Data Masking : Concept, Tools, Masking polices & Healthcare Data Masking

Samadhan Kadam
Petabytz
Published in
11 min readJun 21, 2019

What is data masking?

Data masking is a method of creating a structurally similar but inauthentic version of an organization’s data that can be used for purposes such as software testing and user training. The purpose is to protect the actual data while having a functional substitute for occasions when the real data is not required.

Although most organizations have stringent security controls in place to protect production data in storage or in business use, sometimes that same data has been used for operations that are less secure. The issue is often compounded if these operations are outsourced and the organization has less control over the environment. In the wake of compliance legislation, most organizations are no longer comfortable exposing real data unnecessarily.

In data masking, the format of data remains the same; only the values are changed. The data may be altered in a number of ways, including encryption, character shuffling, and character or word substitution. Whatever method is chosen, the values must be changed in some way that makes detection or reverse engineering impossible.

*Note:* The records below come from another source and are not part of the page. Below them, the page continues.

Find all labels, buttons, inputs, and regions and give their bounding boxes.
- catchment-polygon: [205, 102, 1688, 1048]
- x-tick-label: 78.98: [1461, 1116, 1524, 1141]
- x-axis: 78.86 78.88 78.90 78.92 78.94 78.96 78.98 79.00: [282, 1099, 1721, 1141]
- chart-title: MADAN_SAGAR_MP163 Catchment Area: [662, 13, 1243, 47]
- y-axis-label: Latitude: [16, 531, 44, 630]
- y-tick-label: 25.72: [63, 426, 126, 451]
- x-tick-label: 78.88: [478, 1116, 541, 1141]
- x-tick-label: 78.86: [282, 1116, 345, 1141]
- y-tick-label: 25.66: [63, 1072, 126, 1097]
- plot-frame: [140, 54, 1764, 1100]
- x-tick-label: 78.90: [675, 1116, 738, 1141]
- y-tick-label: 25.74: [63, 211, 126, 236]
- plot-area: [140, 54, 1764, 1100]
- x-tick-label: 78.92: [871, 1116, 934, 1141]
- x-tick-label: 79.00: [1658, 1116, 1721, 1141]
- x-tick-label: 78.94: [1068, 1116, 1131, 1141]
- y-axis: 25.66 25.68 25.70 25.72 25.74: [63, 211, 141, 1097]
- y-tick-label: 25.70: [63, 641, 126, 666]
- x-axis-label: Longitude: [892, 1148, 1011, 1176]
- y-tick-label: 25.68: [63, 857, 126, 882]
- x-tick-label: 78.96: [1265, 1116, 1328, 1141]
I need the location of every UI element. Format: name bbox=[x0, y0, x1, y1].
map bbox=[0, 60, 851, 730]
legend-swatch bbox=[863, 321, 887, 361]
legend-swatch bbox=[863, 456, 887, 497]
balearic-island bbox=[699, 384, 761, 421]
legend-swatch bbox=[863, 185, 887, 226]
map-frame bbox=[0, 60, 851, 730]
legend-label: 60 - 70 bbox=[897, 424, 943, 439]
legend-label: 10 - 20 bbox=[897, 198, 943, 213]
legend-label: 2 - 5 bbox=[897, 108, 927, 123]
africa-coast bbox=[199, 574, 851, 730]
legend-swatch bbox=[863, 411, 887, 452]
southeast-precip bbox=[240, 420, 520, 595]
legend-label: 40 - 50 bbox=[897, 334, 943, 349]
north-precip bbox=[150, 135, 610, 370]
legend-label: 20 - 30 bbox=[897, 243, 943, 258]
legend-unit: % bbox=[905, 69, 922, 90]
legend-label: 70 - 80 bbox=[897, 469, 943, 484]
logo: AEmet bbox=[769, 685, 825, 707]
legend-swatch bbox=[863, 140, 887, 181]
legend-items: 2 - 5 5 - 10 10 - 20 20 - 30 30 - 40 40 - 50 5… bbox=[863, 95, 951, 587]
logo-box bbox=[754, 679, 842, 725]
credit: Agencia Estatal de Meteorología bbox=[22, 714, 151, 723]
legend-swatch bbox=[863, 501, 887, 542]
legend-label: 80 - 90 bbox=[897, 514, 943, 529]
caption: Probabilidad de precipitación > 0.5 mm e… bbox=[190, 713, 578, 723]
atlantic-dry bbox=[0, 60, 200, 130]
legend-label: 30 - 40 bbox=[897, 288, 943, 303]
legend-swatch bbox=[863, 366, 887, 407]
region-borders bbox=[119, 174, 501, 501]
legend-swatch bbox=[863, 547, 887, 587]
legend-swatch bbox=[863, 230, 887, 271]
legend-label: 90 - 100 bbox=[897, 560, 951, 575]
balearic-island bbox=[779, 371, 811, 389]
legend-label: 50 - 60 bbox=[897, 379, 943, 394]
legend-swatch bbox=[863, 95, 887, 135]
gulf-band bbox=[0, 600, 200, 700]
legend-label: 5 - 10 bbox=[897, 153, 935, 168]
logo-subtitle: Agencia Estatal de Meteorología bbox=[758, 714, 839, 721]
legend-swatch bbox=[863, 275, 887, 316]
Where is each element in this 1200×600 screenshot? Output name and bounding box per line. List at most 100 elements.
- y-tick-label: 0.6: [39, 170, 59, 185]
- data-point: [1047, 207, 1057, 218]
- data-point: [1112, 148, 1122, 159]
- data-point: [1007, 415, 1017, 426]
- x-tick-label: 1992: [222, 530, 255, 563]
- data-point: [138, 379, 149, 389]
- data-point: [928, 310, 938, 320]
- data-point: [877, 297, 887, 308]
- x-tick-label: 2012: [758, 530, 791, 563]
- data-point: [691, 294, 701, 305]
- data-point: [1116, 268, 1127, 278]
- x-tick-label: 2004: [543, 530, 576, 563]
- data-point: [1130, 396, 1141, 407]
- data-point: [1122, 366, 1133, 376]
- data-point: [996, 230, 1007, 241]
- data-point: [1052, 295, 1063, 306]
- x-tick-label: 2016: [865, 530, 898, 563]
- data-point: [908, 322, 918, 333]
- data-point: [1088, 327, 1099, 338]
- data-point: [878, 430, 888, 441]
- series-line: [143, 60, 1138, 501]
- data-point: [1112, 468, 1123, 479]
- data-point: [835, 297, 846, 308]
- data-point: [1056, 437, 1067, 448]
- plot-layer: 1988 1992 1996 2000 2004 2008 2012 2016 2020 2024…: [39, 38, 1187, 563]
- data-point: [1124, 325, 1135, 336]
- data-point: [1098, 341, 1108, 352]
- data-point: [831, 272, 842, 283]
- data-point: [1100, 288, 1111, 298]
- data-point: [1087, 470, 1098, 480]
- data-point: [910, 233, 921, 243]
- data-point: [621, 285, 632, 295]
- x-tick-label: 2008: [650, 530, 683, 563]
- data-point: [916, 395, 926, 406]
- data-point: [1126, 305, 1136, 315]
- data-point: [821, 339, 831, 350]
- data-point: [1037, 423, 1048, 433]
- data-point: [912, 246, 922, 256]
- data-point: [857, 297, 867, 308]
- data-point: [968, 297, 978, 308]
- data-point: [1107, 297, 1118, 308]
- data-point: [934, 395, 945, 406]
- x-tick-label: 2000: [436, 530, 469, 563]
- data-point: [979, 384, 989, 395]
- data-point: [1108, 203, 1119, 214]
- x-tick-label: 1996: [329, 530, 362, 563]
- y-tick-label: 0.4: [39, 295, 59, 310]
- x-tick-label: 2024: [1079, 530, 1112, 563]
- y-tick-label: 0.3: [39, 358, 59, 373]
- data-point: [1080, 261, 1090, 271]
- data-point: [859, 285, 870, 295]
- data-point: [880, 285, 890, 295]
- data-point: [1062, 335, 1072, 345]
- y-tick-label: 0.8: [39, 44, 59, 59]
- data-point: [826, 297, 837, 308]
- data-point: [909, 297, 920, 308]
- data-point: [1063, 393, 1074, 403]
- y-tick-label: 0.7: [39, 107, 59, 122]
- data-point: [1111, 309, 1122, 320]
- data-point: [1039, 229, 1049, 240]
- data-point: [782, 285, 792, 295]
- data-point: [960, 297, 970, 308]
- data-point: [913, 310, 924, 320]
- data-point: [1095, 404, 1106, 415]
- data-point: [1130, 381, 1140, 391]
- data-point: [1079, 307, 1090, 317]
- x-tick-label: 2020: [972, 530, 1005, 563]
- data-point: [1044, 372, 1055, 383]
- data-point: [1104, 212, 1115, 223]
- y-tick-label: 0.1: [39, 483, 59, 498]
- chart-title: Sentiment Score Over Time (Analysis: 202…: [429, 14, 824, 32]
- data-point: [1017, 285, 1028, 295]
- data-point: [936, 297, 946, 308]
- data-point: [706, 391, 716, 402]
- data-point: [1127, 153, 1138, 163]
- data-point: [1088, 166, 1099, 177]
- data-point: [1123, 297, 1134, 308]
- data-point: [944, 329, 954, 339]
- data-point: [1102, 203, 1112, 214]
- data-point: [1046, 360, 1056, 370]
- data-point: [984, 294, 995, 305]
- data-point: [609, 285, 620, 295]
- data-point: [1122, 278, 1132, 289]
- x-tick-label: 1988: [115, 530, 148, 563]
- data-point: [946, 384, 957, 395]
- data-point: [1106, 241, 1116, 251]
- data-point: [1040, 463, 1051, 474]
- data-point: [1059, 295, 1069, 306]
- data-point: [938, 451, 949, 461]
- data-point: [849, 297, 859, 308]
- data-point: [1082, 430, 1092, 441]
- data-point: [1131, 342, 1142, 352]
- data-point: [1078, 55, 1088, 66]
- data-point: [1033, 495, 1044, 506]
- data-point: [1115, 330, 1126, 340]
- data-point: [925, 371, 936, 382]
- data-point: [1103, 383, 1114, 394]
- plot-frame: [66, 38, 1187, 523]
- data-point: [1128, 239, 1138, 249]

Vendors of data masking products include Compuware, dataguise, IBM, Informatica and Oracle.

Who Uses Data Masking?

In 2018, venture organizations are learning they should join information concealing into their security technique particularly in light of the General Data Protection Regulation (GDPR) prerequisites.

On the off chance that you are perusing this, at that point you are most likely mindful that GDPR orders all organizations that acknowledge information from EU natives to be in consistence with their administration standards by May 2018. For certain ventures, this has brought about the need to reinforce their security systems by joining information veiling best practices.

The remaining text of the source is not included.